³Current address: Research Division Leica Microsystems Wetzlar GmbH, Ernst-Leitz Strasse 17-37, 35578 Wetzlar, Germany

author email corresponding author email

Neural Development 2009, 4:12doi:10.1186/1749-8104-4-12


Published:	2 April 2009

Abstract

Background

Studies in mouse, Xenopus and chicken have shown that Otx2 and Gbx2 expression domains are fundamental for positioning the midbrain-hindbrain boundary (MHB) organizer. Of the two zebrafish gbx genes, gbx1 is a likely candidate to participate in this event because its early expression is similar to that reported for Gbx2 in other species. Zebrafish gbx2, on the other hand, acts relatively late at the MHB. To investigate the function of zebrafish gbx1 within the early neural plate, we used a combination of gain- and loss-of-function experiments.

Results

We found that ectopic gbx1 expression in the anterior neural plate reduces forebrain and midbrain, represses otx2 expression and repositions the MHB to a more anterior position at the new gbx1/otx2 border. In the case of gbx1 loss-of-function, the initially robust otx2 domain shifts slightly posterior at a given stage (70% epiboly), as does MHB marker expression. We further found that ectopic juxtaposition of otx2 and gbx1 leads to ectopic activation of MHB markers fgf8, pax2.1 and eng2. This indicates that, in zebrafish, an interaction between otx2 and gbx1 determines the site of MHB development.
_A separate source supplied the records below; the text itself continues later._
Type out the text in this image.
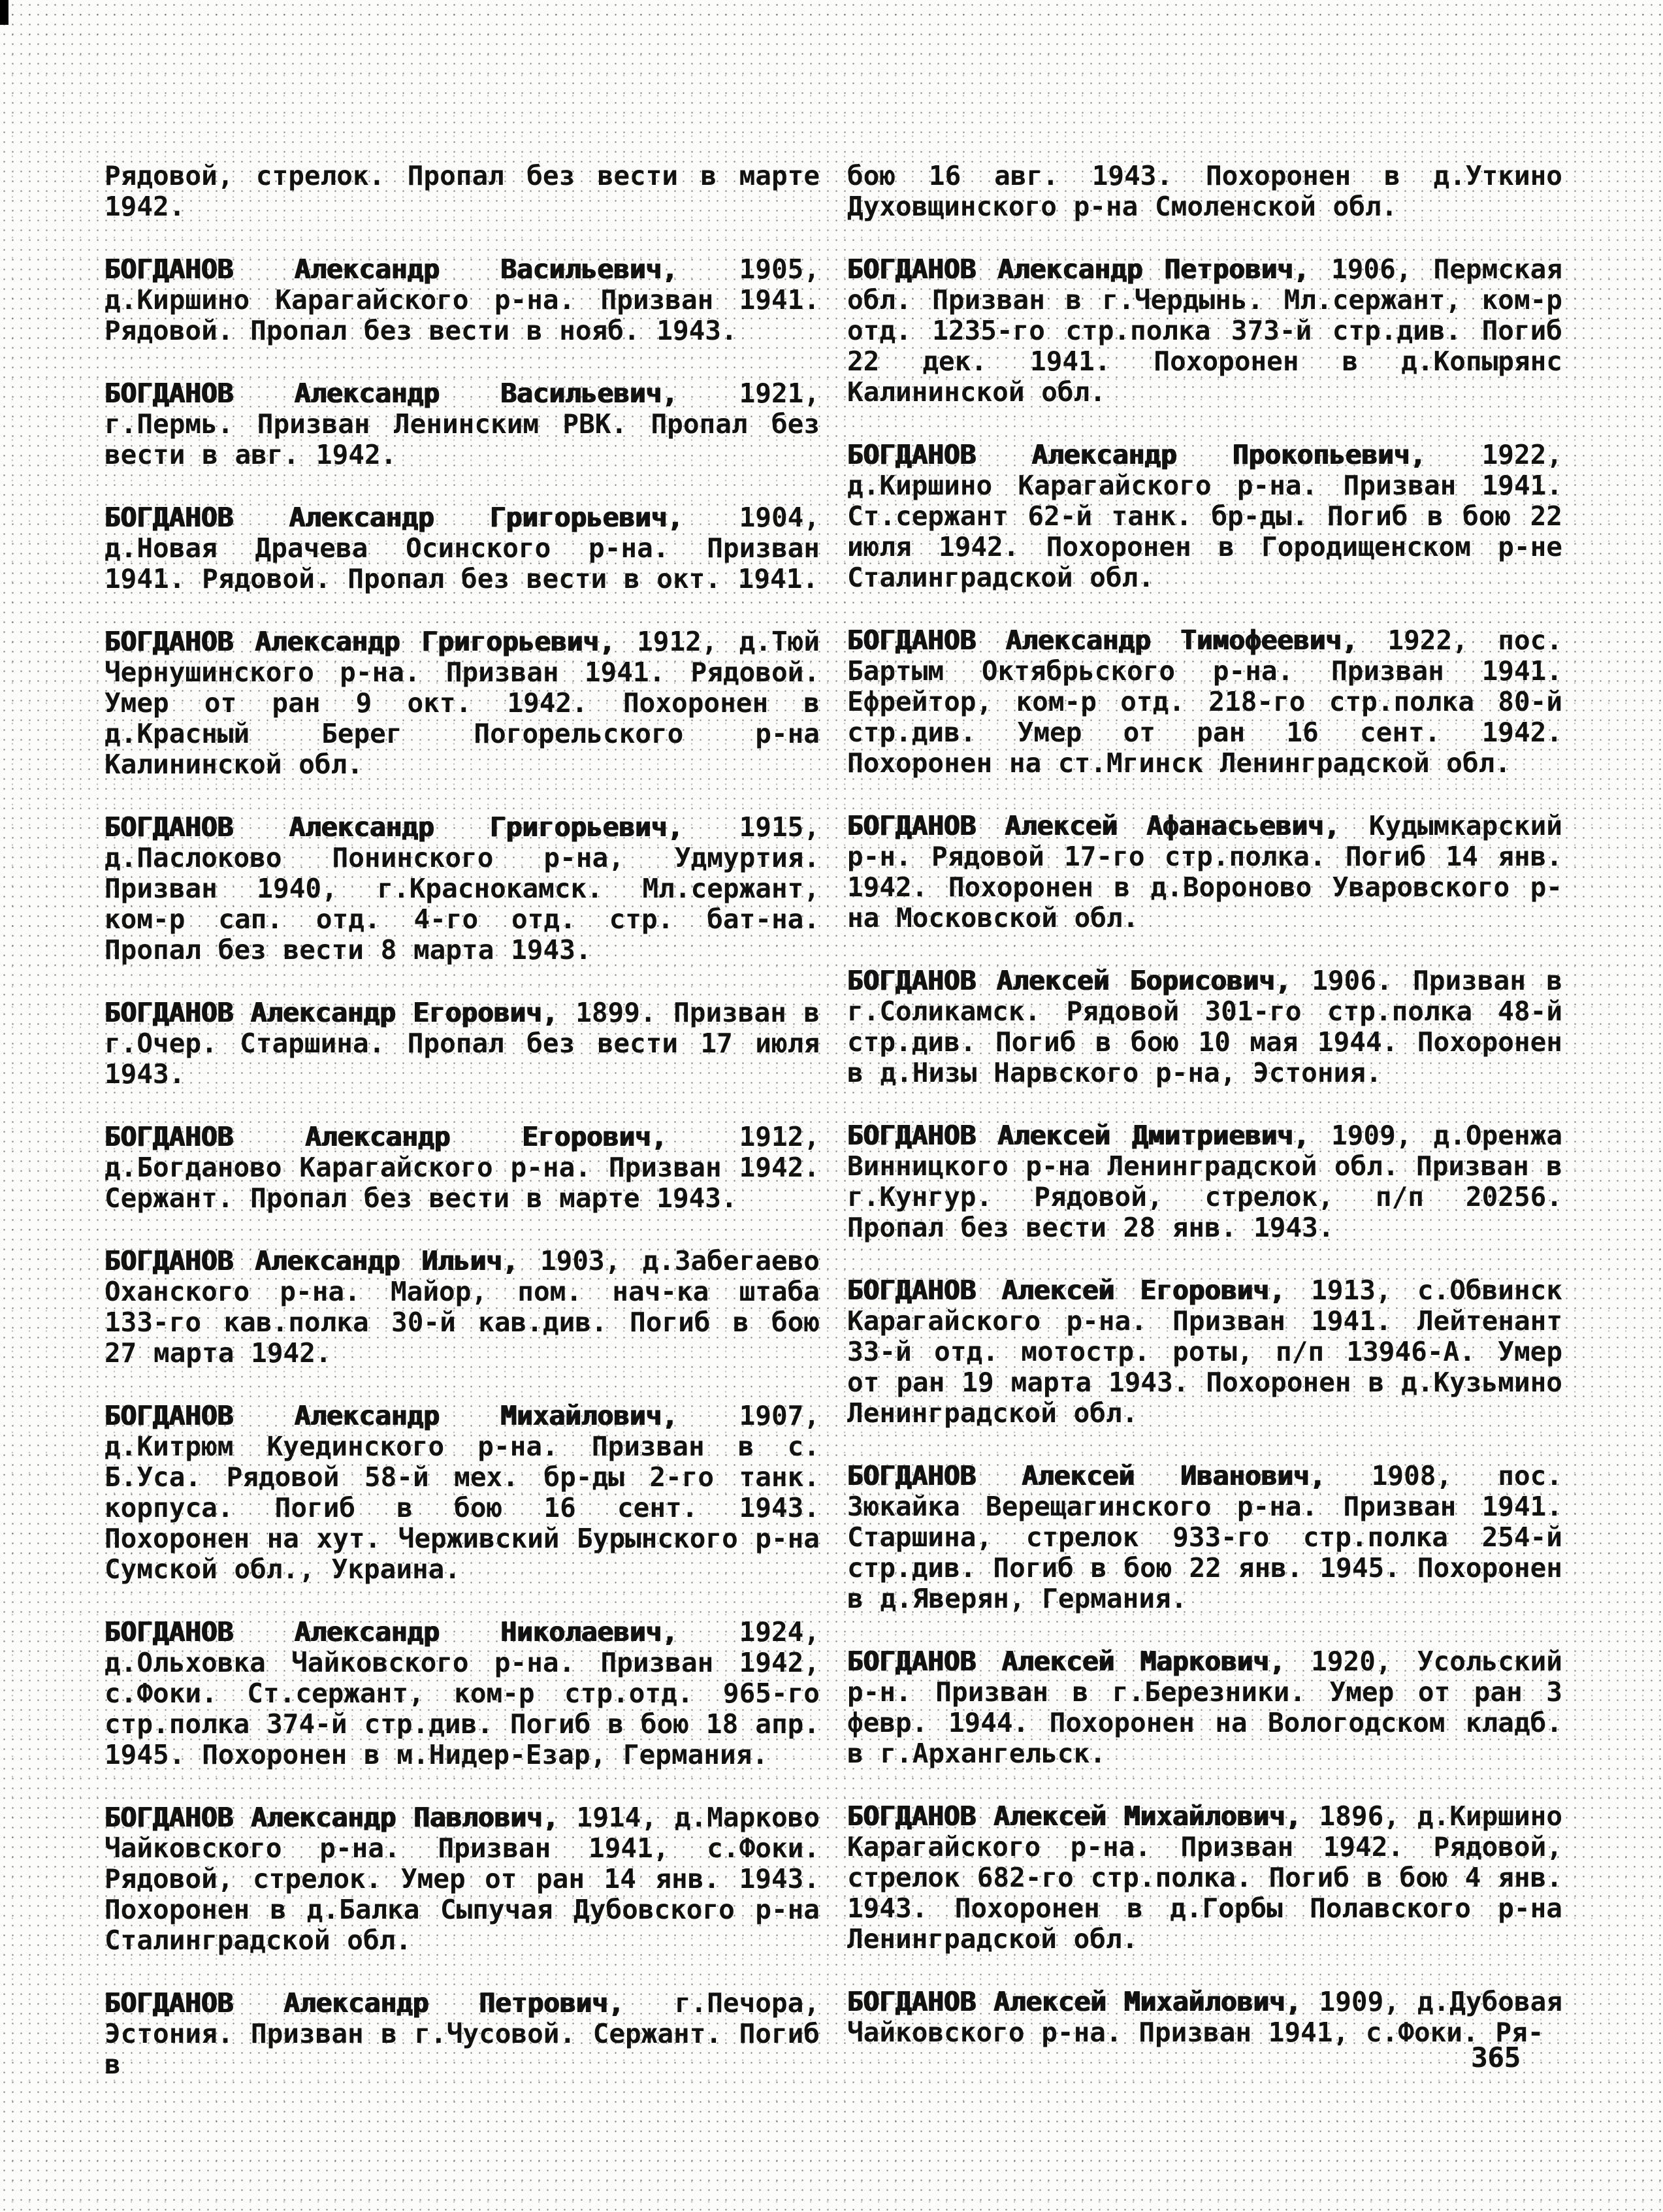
Рядовой, стрелок. Пропал без вести в марте 1942.

БОГДАНОВ Александр Васильевич, 1905, д.Киршино Карагайского р-на. Призван 1941. Рядовой. Пропал без вести в нояб. 1943.

БОГДАНОВ Александр Васильевич, 1921, г.Пермь. Призван Ленинским РВК. Пропал без вести в авг. 1942.

БОГДАНОВ Александр Григорьевич, 1904, д.Новая Драчева Осинского р-на. Призван 1941. Рядовой. Пропал без вести в окт. 1941.

БОГДАНОВ Александр Григорьевич, 1912, д.Тюй Чернушинского р-на. Призван 1941. Рядовой. Умер от ран 9 окт. 1942. Похоронен в д.Красный Берег Погорельского р-на Калининской обл.

БОГДАНОВ Александр Григорьевич, 1915, д.Паслоково Понинского р-на, Удмуртия. Призван 1940, г.Краснокамск. Мл.сержант, ком-р сап. отд. 4-го отд. стр. бат-на. Пропал без вести 8 марта 1943.

БОГДАНОВ Александр Егорович, 1899. Призван в г.Очер. Старшина. Пропал без вести 17 июля 1943.

БОГДАНОВ Александр Егорович, 1912, д.Богданово Карагайского р-на. Призван 1942. Сержант. Пропал без вести в марте 1943.

БОГДАНОВ Александр Ильич, 1903, д.Забегаево Оханского р-на. Майор, пом. нач-ка штаба 133-го кав.полка 30-й кав.див. Погиб в бою 27 марта 1942.

БОГДАНОВ Александр Михайлович, 1907, д.Китрюм Куединского р-на. Призван в с. Б.Уса. Рядовой 58-й мех. бр-ды 2-го танк. корпуса. Погиб в бою 16 сент. 1943. Похоронен на хут. Черживский Бурынского р-на Сумской обл., Украина.

БОГДАНОВ Александр Николаевич, 1924, д.Ольховка Чайковского р-на. Призван 1942, с.Фоки. Ст.сержант, ком-р стр.отд. 965-го стр.полка 374-й стр.див. Погиб в бою 18 апр. 1945. Похоронен в м.Нидер-Езар, Германия.

БОГДАНОВ Александр Павлович, 1914, д.Марково Чайковского р-на. Призван 1941, с.Фоки. Рядовой, стрелок. Умер от ран 14 янв. 1943. Похоронен в д.Балка Сыпучая Дубовского р-на Сталинградской обл.

БОГДАНОВ Александр Петрович, г.Печора, Эстония. Призван в г.Чусовой. Сержант. Погиб в

бою 16 авг. 1943. Похоронен в д.Уткино Духовщинского р-на Смоленской обл.

БОГДАНОВ Александр Петрович, 1906, Пермская обл. Призван в г.Чердынь. Мл.сержант, ком-р отд. 1235-го стр.полка 373-й стр.див. Погиб 22 дек. 1941. Похоронен в д.Копырянс Калининской обл.

БОГДАНОВ Александр Прокопьевич, 1922, д.Киршино Карагайского р-на. Призван 1941. Ст.сержант 62-й танк. бр-ды. Погиб в бою 22 июля 1942. Похоронен в Городищенском р-не Сталинградской обл.

БОГДАНОВ Александр Тимофеевич, 1922, пос. Бартым Октябрьского р-на. Призван 1941. Ефрейтор, ком-р отд. 218-го стр.полка 80-й стр.див. Умер от ран 16 сент. 1942. Похоронен на ст.Мгинск Ленинградской обл.

БОГДАНОВ Алексей Афанасьевич, Кудымкарский р-н. Рядовой 17-го стр.полка. Погиб 14 янв. 1942. Похоронен в д.Вороново Уваровского р-на Московской обл.

БОГДАНОВ Алексей Борисович, 1906. Призван в г.Соликамск. Рядовой 301-го стр.полка 48-й стр.див. Погиб в бою 10 мая 1944. Похоронен в д.Низы Нарвского р-на, Эстония.

БОГДАНОВ Алексей Дмитриевич, 1909, д.Оренжа Винницкого р-на Ленинградской обл. Призван в г.Кунгур. Рядовой, стрелок, п/п 20256. Пропал без вести 28 янв. 1943.

БОГДАНОВ Алексей Егорович, 1913, с.Обвинск Карагайского р-на. Призван 1941. Лейтенант 33-й отд. мотостр. роты, п/п 13946-А. Умер от ран 19 марта 1943. Похоронен в д.Кузьмино Ленинградской обл.

БОГДАНОВ Алексей Иванович, 1908, пос. Зюкайка Верещагинского р-на. Призван 1941. Старшина, стрелок 933-го стр.полка 254-й стр.див. Погиб в бою 22 янв. 1945. Похоронен в д.Яверян, Германия.

БОГДАНОВ Алексей Маркович, 1920, Усольский р-н. Призван в г.Березники. Умер от ран 3 февр. 1944. Похоронен на Вологодском кладб. в г.Архангельск.

БОГДАНОВ Алексей Михайлович, 1896, д.Киршино Карагайского р-на. Призван 1942. Рядовой, стрелок 682-го стр.полка. Погиб в бою 4 янв. 1943. Похоронен в д.Горбы Полавского р-на Ленинградской обл.

БОГДАНОВ Алексей Михайлович, 1909, д.Дубовая Чайковского р-на. Призван 1941, с.Фоки. Ря-

365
Our work also highlights a novel requirement for gbx1 in hindbrain development. Using cell-tracing experiments, gbx1 was found to cell-autonomously transform anterior neural tissue into posterior. Previous studies have shown that gbx1 is a target of Wnt8 graded activity in the early neural plate. Consistent with this, we show that gbx1 can partially restore hindbrain patterning in cases of Wnt8 loss-of-function. We propose that in addition to its role at the MHB, gbx1 acts at the transcriptional level to mediate Wnt8 posteriorizing signals that pattern the developing hindbrain.

Conclusion

Our results provide evidence that zebrafish gbx1 is involved in positioning the MHB in the early neural plate by refining the otx2 expression domain. In addition to its role in MHB formation, we have shown that gbx1 is a novel mediator of Wnt8 signaling during hindbrain patterning.